Today Infinity also announced that DUO, a Phase 3, randomized monotherapy study of duvelisib compared to ofatumumab in 319 patients with relapsed or refractory chronic lymphocytic leukemia (CLL), will proceed to its final analysis. The primary endpoint of the study is progression-free survival, and the event that will trigger the final analysis is expected to occur in the fourth quarter of 2016. If the DUO data are positive, Infinity continues to believe that the study could provide the basis for regulatory approval in CLL. Earlier this year, Infinity reported that DYNAMO, a registration-focused Phase 2 monotherapy study evaluating the efficacy and safety of duvelisib in patients with refractory indolent non-Hodgkin lymphoma (iNHL), met its primary endpoint of overall response rate and that the company intends to seek feedback on these data from the U.S. Food and Drug Administration (FDA). Infinity is continuing to advance activities to enable potential regulatory filings for duvelisib. While exploring the potential sale of the program, Infinity is suspending its prior guidance on the nature and timing of additional duvelisib program updates, including guidance on data from duvelisib registration-focused trials and timing of potential regulatory filings.

Recent developments include the following:
Duvelisib

Topline data from DYNAMO reported: In June, Infinity announced that DYNAMO, a registration-focused Phase 2 monotherapy study evaluating the efficacy and safety of duvelisib in 129 patients with refractory iNHL, met its primary endpoint of overall response rate.

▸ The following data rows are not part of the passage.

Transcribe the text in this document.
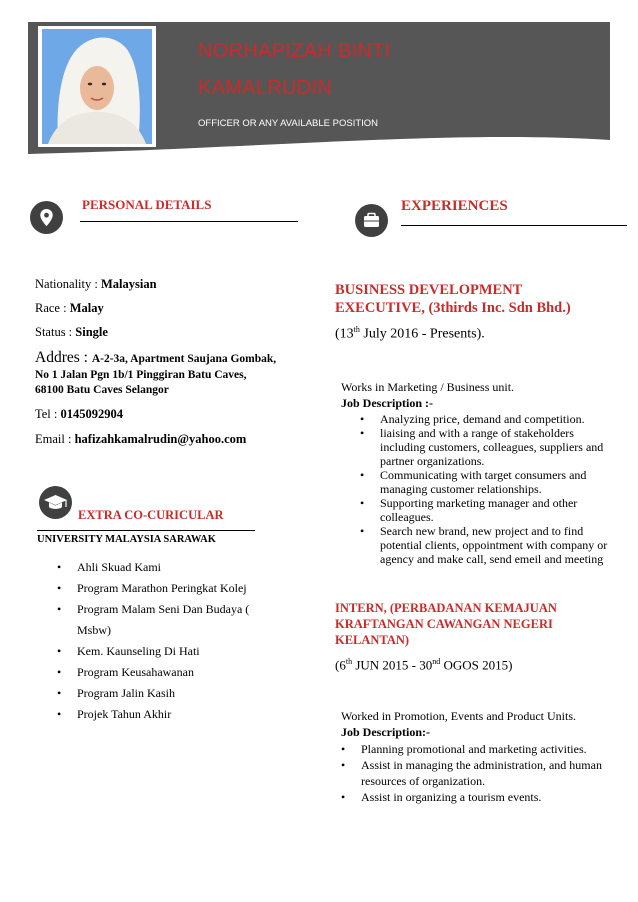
NORHAPIZAH BINTI
KAMALRUDIN
OFFICER OR ANY AVAILABLE POSITION
PERSONAL DETAILS
Nationality : Malaysian
Race : Malay
Status : Single
Addres : A-2-3a, Apartment Saujana Gombak,
No 1 Jalan Pgn 1b/1 Pinggiran Batu Caves,
68100 Batu Caves Selangor
Tel : 0145092904
Email : hafizahkamalrudin@yahoo.com
EXTRA CO-CURICULAR
UNIVERSITY MALAYSIA SARAWAK
• Ahli Skuad Kami
• Program Marathon Peringkat Kolej
• Program Malam Seni Dan Budaya (
Msbw)
• Kem. Kaunseling Di Hati
• Program Keusahawanan
• Program Jalin Kasih
• Projek Tahun Akhir
EXPERIENCES
BUSINESS DEVELOPMENT
EXECUTIVE, (3thirds Inc. Sdn Bhd.)
(13th July 2016 - Presents).
Works in Marketing / Business unit.
Job Description :-
• Analyzing price, demand and competition.
• liaising and with a range of stakeholders
including customers, colleagues, suppliers and
partner organizations.
• Communicating with target consumers and
managing customer relationships.
• Supporting marketing manager and other
colleagues.
• Search new brand, new project and to find
potential clients, oppointment with company or
agency and make call, send emeil and meeting
INTERN, (PERBADANAN KEMAJUAN
KRAFTANGAN CAWANGAN NEGERI
KELANTAN)
(6th JUN 2015 - 30nd OGOS 2015)
Worked in Promotion, Events and Product Units.
Job Description:-
• Planning promotional and marketing activities.
• Assist in managing the administration, and human
resources of organization.
• Assist in organizing a tourism events.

In the study, duvelisib demonstrated an overall response rate (ORR) of 46 percent. The majority of reported side effects were reversible and clinically manageable. Infinity plans to seek feedback from the FDA on these data.

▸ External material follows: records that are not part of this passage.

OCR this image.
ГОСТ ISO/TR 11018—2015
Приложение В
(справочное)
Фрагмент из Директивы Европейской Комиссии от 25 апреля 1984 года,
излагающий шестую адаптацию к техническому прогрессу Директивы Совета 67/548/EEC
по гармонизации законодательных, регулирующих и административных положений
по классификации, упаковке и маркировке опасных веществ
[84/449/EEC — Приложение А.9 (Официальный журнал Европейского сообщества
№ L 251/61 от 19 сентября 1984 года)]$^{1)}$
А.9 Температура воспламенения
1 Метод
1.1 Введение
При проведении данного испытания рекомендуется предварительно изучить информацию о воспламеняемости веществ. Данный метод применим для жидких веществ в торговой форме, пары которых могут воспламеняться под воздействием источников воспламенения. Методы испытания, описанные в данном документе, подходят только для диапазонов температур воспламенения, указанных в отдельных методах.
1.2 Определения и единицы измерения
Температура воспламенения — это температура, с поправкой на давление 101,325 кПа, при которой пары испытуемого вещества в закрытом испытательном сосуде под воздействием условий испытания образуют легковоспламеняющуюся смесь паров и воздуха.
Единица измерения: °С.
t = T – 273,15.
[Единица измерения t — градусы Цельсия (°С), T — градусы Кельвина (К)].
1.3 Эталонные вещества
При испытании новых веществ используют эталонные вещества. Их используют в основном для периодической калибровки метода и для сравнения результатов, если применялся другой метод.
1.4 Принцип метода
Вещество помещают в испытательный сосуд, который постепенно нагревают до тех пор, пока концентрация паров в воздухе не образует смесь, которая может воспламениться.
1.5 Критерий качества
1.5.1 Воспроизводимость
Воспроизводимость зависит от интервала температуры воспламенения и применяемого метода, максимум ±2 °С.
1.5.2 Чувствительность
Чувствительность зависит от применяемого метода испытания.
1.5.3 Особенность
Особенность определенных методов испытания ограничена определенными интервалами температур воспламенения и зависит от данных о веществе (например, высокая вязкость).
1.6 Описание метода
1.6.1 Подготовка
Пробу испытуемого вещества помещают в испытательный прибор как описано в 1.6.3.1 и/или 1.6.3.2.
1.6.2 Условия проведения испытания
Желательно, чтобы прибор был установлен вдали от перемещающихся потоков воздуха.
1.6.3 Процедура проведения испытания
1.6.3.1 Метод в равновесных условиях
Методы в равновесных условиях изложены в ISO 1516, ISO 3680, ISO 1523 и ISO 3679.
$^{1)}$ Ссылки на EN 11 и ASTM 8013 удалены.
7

Data from CONTEMPO presented at EHA (Free EHA Whitepaper): In June, researchers presented preliminary data from CONTEMPO, a Phase 1b/2 clinical study evaluating duvelisib in combination with rituximab or obinutuzumab in treatment-naïve patients with follicular lymphoma, at the 21st Congress of the European Hematology Association (EHA) (Free EHA Whitepaper). Duvelisib in combination with Gazyva (obinutuzumab) demonstrated an overall response rate of 100 percent, including a 33 percent complete response rate among nine patients evaluable for response, and duvelisib in combination with Rituxan (rituximab) demonstrated an overall response rate of 80 percent, including a 30 percent complete response among 10 patients evaluable for response. The preliminary safety profile of duvelisib in combination with either obinutuzumab or rituximab in treatment-naïve patients with follicular lymphoma was in line with the safety profile of duvelisib as monotherapy. The CONTEMPO study is ongoing having enrolled 55 patients and is now closed to additional patient enrollment.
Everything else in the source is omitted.